Scaling will decide whether the advantage holds. China's solid-state battery shipments reached 5.9 GWh in 2025 and are forecast to hit 11.9 GWh by 2027. Yet China’s domestic competitors are moving fast.

GAC has commissioned a large-capacity solid-state line with volume output targeted between 2027 and 2030, while Chery has demonstrated a 600 Wh/kg module aimed at pilot vehicles in 2027. Market leader CATL, meanwhile, expects true solid-state mass production no earlier than 2030.

SAIC's two-year window for semi-solid rollout followed by full solid-state consequently represents an aggressive timetable that hinges on QingTao's ability to industrialise faster than the pack.

Broader industry implications

Although these production moves are unfolding in China, the implications reach far beyond Shanghai. Western and Korean cell makers have poured capital into liquid-electrolyte gigafactories yet remain years behind on solid-state roadmaps. In other words, should SAIC deliver the promised performance at volume and acceptable cost, it will compress global pricing curves and force faster licensing or joint-venture activity among European and North American OEMs already wrestling with high capital expenditure and slower EV uptake.

At the same time, the heavy concentration of know-how among a handful of Chinese suppliers sharpens strategic-dependence questions for any manufacturer pursuing localisation under tightening rules of origin.

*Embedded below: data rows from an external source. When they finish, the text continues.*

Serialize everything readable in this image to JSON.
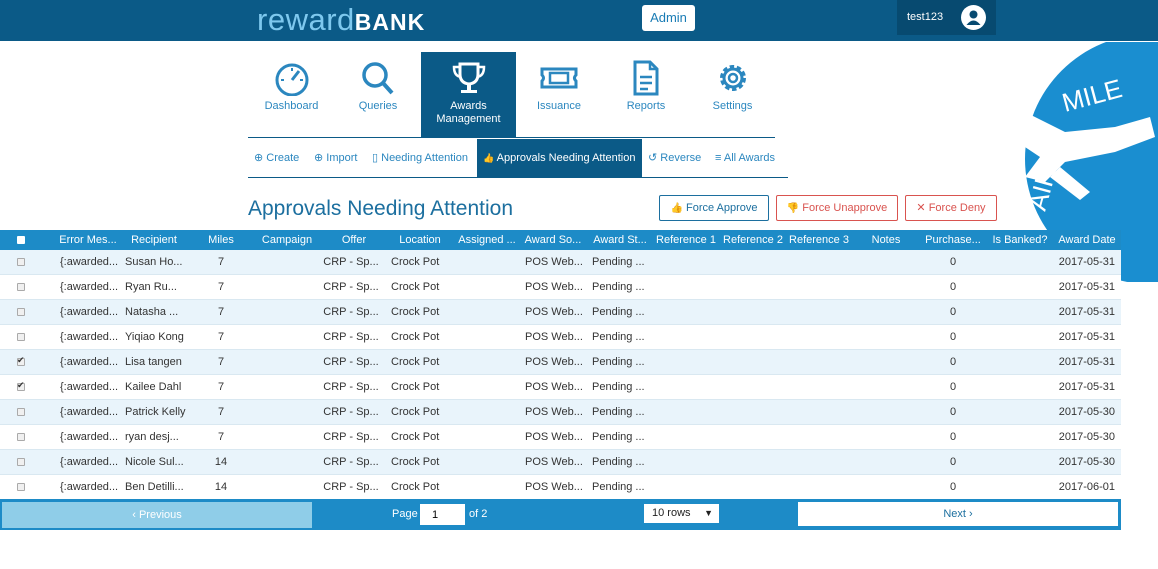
{
  "header": {
    "logo_reward": "reward",
    "logo_bank": "BANK",
    "admin_label": "Admin",
    "username": "test123"
  },
  "nav": [
    {
      "label": "Dashboard",
      "icon": "dashboard-icon"
    },
    {
      "label": "Queries",
      "icon": "search-icon"
    },
    {
      "label": "Awards Management",
      "icon": "trophy-icon"
    },
    {
      "label": "Issuance",
      "icon": "ticket-icon"
    },
    {
      "label": "Reports",
      "icon": "document-icon"
    },
    {
      "label": "Settings",
      "icon": "gear-icon"
    }
  ],
  "subnav": [
    {
      "icon": "⊕",
      "label": "Create"
    },
    {
      "icon": "⊕",
      "label": "Import"
    },
    {
      "icon": "▯",
      "label": "Needing Attention"
    },
    {
      "icon": "👍",
      "label": "Approvals Needing Attention"
    },
    {
      "icon": "↺",
      "label": "Reverse"
    },
    {
      "icon": "≡",
      "label": "All Awards"
    }
  ],
  "page": {
    "title": "Approvals Needing Attention",
    "force_approve": "Force Approve",
    "force_unapprove": "Force Unapprove",
    "force_deny": "Force Deny"
  },
  "table": {
    "columns": [
      "Error Mes...",
      "Recipient",
      "Miles",
      "Campaign",
      "Offer",
      "Location",
      "Assigned ...",
      "Award So...",
      "Award St...",
      "Reference 1",
      "Reference 2",
      "Reference 3",
      "Notes",
      "Purchase...",
      "Is Banked?",
      "Award Date"
    ],
    "rows": [
      {
        "checked": false,
        "error": "{:awarded...",
        "recipient": "Susan Ho...",
        "miles": "7",
        "offer": "CRP - Sp...",
        "location": "Crock Pot",
        "source": "POS Web...",
        "status": "Pending ...",
        "purchase": "0",
        "date": "2017-05-31"
      },
      {
        "checked": false,
        "error": "{:awarded...",
        "recipient": "Ryan Ru...",
        "miles": "7",
        "offer": "CRP - Sp...",
        "location": "Crock Pot",
        "source": "POS Web...",
        "status": "Pending ...",
        "purchase": "0",
        "date": "2017-05-31"
      },
      {
        "checked": false,
        "error": "{:awarded...",
        "recipient": "Natasha ...",
        "miles": "7",
        "offer": "CRP - Sp...",
        "location": "Crock Pot",
        "source": "POS Web...",
        "status": "Pending ...",
        "purchase": "0",
        "date": "2017-05-31"
      },
      {
        "checked": false,
        "error": "{:awarded...",
        "recipient": "Yiqiao Kong",
        "miles": "7",
        "offer": "CRP - Sp...",
        "location": "Crock Pot",
        "source": "POS Web...",
        "status": "Pending ...",
        "purchase": "0",
        "date": "2017-05-31"
      },
      {
        "checked": true,
        "error": "{:awarded...",
        "recipient": "Lisa tangen",
        "miles": "7",
        "offer": "CRP - Sp...",
        "location": "Crock Pot",
        "source": "POS Web...",
        "status": "Pending ...",
        "purchase": "0",
        "date": "2017-05-31"
      },
      {
        "checked": true,
        "error": "{:awarded...",
        "recipient": "Kailee Dahl",
        "miles": "7",
        "offer": "CRP - Sp...",
        "location": "Crock Pot",
        "source": "POS Web...",
        "status": "Pending ...",
        "purchase": "0",
        "date": "2017-05-31"
      },
      {
        "checked": false,
        "error": "{:awarded...",
        "recipient": "Patrick Kelly",
        "miles": "7",
        "offer": "CRP - Sp...",
        "location": "Crock Pot",
        "source": "POS Web...",
        "status": "Pending ...",
        "purchase": "0",
        "date": "2017-05-30"
      },
      {
        "checked": false,
        "error": "{:awarded...",
        "recipient": "ryan desj...",
        "miles": "7",
        "offer": "CRP - Sp...",
        "location": "Crock Pot",
        "source": "POS Web...",
        "status": "Pending ...",
        "purchase": "0",
        "date": "2017-05-30"
      },
      {
        "checked": false,
        "error": "{:awarded...",
        "recipient": "Nicole Sul...",
        "miles": "14",
        "offer": "CRP - Sp...",
        "location": "Crock Pot",
        "source": "POS Web...",
        "status": "Pending ...",
        "purchase": "0",
        "date": "2017-05-30"
      },
      {
        "checked": false,
        "error": "{:awarded...",
        "recipient": "Ben Detilli...",
        "miles": "14",
        "offer": "CRP - Sp...",
        "location": "Crock Pot",
        "source": "POS Web...",
        "status": "Pending ...",
        "purchase": "0",
        "date": "2017-06-01"
      }
    ]
  },
  "pager": {
    "previous": "‹ Previous",
    "page_label": "Page",
    "page_value": "1",
    "of_label": "of 2",
    "rows_option": "10 rows",
    "next": "Next ›"
  },
  "brand_badge": {
    "text": "AIR MILES"
  },
  "colors": {
    "primary": "#0b5a87",
    "accent": "#1d8bc7",
    "danger": "#d9534f"
  }
}
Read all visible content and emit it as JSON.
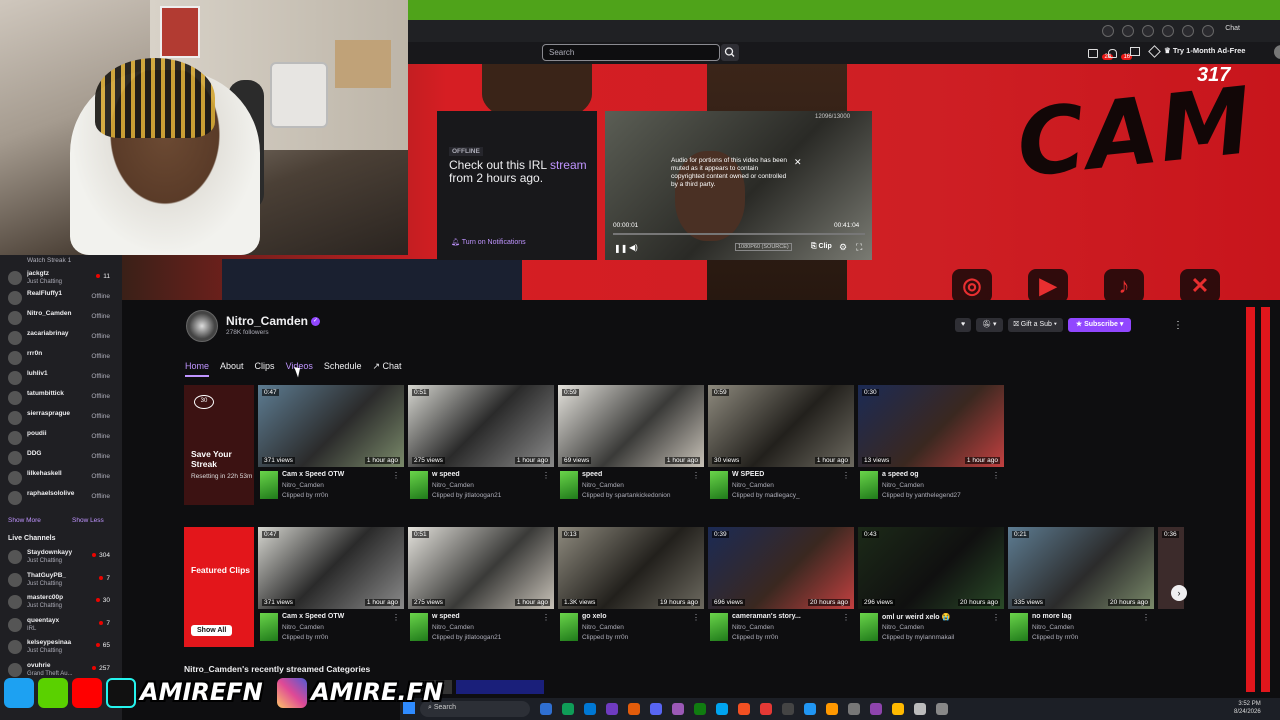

SAIC has chosen the pragmatic middle path. The carmaker is commercialising the intermediate semi-solid chemistry today while the full solid-state line is still under construction. That approach shortens the traditional decade-long development cycle and turns battery chemistry into a genuine manufacturing differentiator rather than a supplier-controlled black box. For plant managers and procurement teams, the signal is clear. The next phase of EV competitiveness will hinge less on who assembles the most vehicles and more on who masters the chemistry inside the pack.

Whether SAIC can convert laboratory metrics into reliable high-volume output at competitive prices will determine if this leap sets an industry benchmark or remains an impressive pilot. For the moment, the group has planted a very public marker. The rest of the automotive manufacturing world will watch the production data with close attention.